Les dépôts clandestins, le vandalisme et autres incivilités sont autant de comportements qui coûtent de l’argent à la communauté et qui se répercutent sur l’ensemble des citoyens. A Charleroi, une politique de tolérance zéro a été mise en place : « Qui casse ou pollue, paie »…à condition d’intercepter l’auteur.

L’été dernier, le parterre qui se trouve sous la statue de Jules Destrée, à l’angle du boulevard Audent et de la rue de la Montagne, a été saccagé gratuitement par un passant. Les services de l’écologie urbaine, qui avaient patiemment fleuri ce lopin de terre, ont immédiatement prévenu la police locale de Charleroi.

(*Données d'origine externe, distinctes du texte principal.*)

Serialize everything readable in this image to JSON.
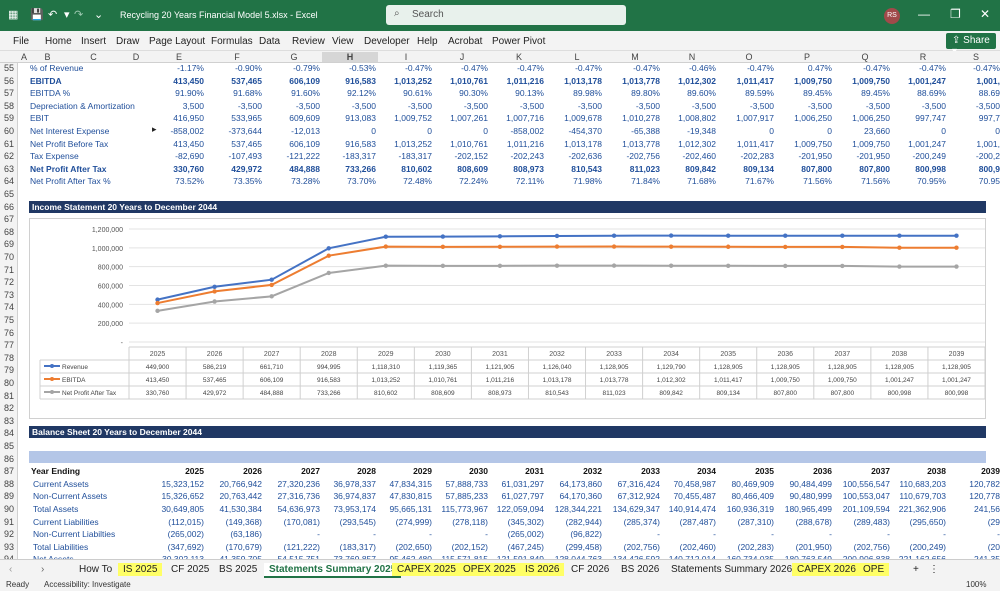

Et cette fois, l’enquête a porté ses fruits : un suspect a pu être identifié, notamment grâce aux caméras de surveillance. Cette personne se verra donc adresser une facture de plus de 1000 euros, ce qui correspond au remplacement des fleurs et à la main d’oeuvre. Celle-ci pourra évidemment contester les faits, mais les images de surveillance ne laissent semble-t-il planer aucun doute. L’échevin de l’Environnement et de l’Ecologie urbaine, Cyprien Devilers, se réjouit de ce dénouement, lui qui martèle depuis toujours que les inciviques doivent payer le prix de leur comportement, et non le reste de la communauté.